In their court documents, the brothers accuse Nuru of transferring the land to her name and subdividing it without following proper procedure, while neglecting to complete the transaction.
Khamis said Nuru’s refusal to honour the contract has prevented them from fully benefiting from their investment in the transaction.
However, Nuru, through her lawyer Mogaka Omwenga, denies the allegations against her.
She insists that Khamis and Mr Nassor were paid Sh910,000 in instalments either in person or through various advocates.
She said a final payment of Sh129,350 was made on May 14, 2019, and a statement of account was later signed by Nassor, acknowledging receipt of the instalments.

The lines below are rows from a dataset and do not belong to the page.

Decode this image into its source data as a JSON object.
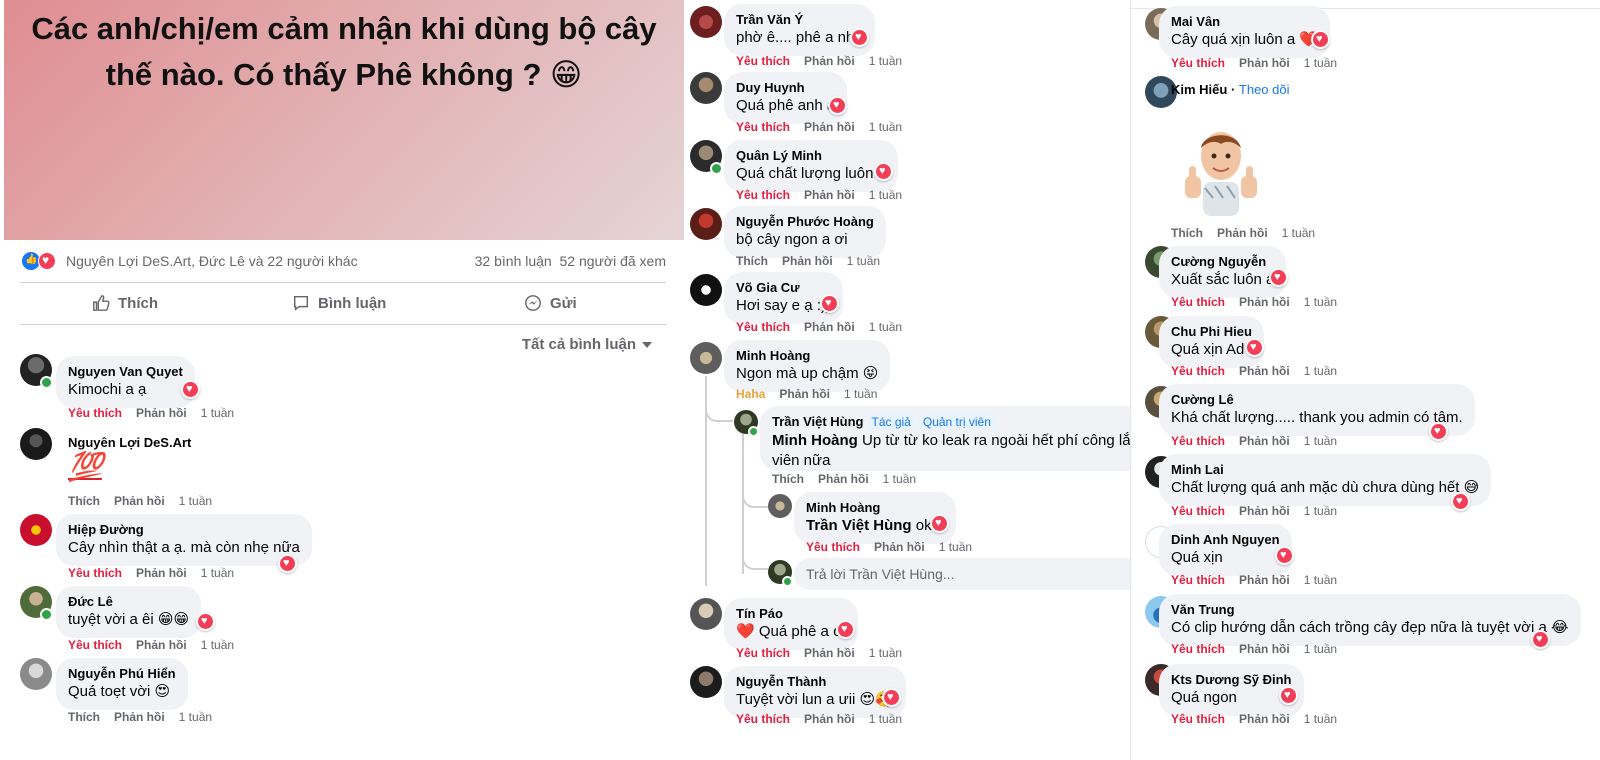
{
  "post": {
    "text": "Các anh/chị/em cảm nhận khi dùng bộ cây thế nào. Có thấy Phê không ? 😁",
    "reactors": "Nguyên Lợi DeS.Art, Đức Lê và 22 người khác",
    "comment_count": "32 bình luận",
    "view_count": "52 người đã xem",
    "actions": {
      "like": "Thích",
      "comment": "Bình luận",
      "send": "Gửi"
    },
    "sort_label": "Tất cả bình luận",
    "colors": {
      "like_blue": "#1877f2",
      "love_red": "#f33e58",
      "liked_text": "#e41e3f"
    }
  },
  "labels": {
    "liked": "Yêu thích",
    "like": "Thích",
    "haha": "Haha",
    "reply": "Phản hồi",
    "time": "1 tuần",
    "follow": "Theo dõi",
    "author_badge": "Tác giả",
    "admin_badge": "Quản trị viên",
    "reply_placeholder": "Trả lời Trần Việt Hùng..."
  },
  "comments_left": [
    {
      "name": "Nguyen Van Quyet",
      "text": "Kimochi a ạ"
    },
    {
      "name": "Nguyên Lợi DeS.Art",
      "text": "💯"
    },
    {
      "name": "Hiệp Đường",
      "text": "Cây nhìn thật a ạ. mà còn nhẹ nữa"
    },
    {
      "name": "Đức Lê",
      "text": "tuyệt vời a êi 😁😁"
    },
    {
      "name": "Nguyễn Phú Hiển",
      "text": "Quá toẹt vời 😍"
    }
  ],
  "comments_mid": [
    {
      "name": "Trần Văn Ý",
      "text": "phờ ê.... phê a nhé"
    },
    {
      "name": "Duy Huynh",
      "text": "Quá phê anh ạ"
    },
    {
      "name": "Quân Lý Minh",
      "text": "Quá chất lượng luôn a"
    },
    {
      "name": "Nguyễn Phước Hoàng",
      "text": "bộ cây ngon a ơi"
    },
    {
      "name": "Võ Gia Cư",
      "text": "Hơi say e ạ :))"
    },
    {
      "name": "Minh Hoàng",
      "text": "Ngon mà up chậm 😝"
    },
    {
      "name": "Trần Việt Hùng",
      "mention": "Minh Hoàng",
      "text": "Up từ từ ko leak ra ngoài hết phí công lắm",
      "text2": "viên nữa"
    },
    {
      "name": "Minh Hoàng",
      "mention": "Trần Việt Hùng",
      "text": "ok e"
    },
    {
      "name": "Tín Páo",
      "text": "❤️ Quá phê a ơi"
    },
    {
      "name": "Nguyễn Thành",
      "text": "Tuyệt vời lun a ưii 😍🥰"
    }
  ],
  "comments_right": [
    {
      "name": "Mai Vân",
      "text": "Cây quá xịn luôn a ❤️"
    },
    {
      "name": "Kim Hiếu"
    },
    {
      "name": "Cường Nguyễn",
      "text": "Xuất sắc luôn a"
    },
    {
      "name": "Chu Phi Hieu",
      "text": "Quá xịn Ad"
    },
    {
      "name": "Cường Lê",
      "text": "Khá chất lượng..... thank you admin có tâm."
    },
    {
      "name": "Minh Lai",
      "text": "Chất lượng quá anh mặc dù chưa dùng hết 😅"
    },
    {
      "name": "Dinh Anh Nguyen",
      "text": "Quá xịn"
    },
    {
      "name": "Văn Trung",
      "text": "Có clip hướng dẫn cách trồng cây đẹp nữa là tuyệt vời a 😂"
    },
    {
      "name": "Kts Dương Sỹ Đinh",
      "text": "Quá ngon"
    }
  ]
}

“The two brothers were further paid at various times after the completion of the said transaction monies amounting to Sh400,000 by Messrs Gachiri Kariuki and Company Advocates, a fact acknowledged by Nassor,” said Nuru.
She added that Nassor was given ex-gratia payments for a period of five years by her advocates towards the education of his son.
She said if the brothers never received the full amounts paid through their advocates, then their claim lies against the concerned advocates.
In her response, Nuru further said the signing of a transfer in law is an acknowledgement of receipt of payment of the full purchase price.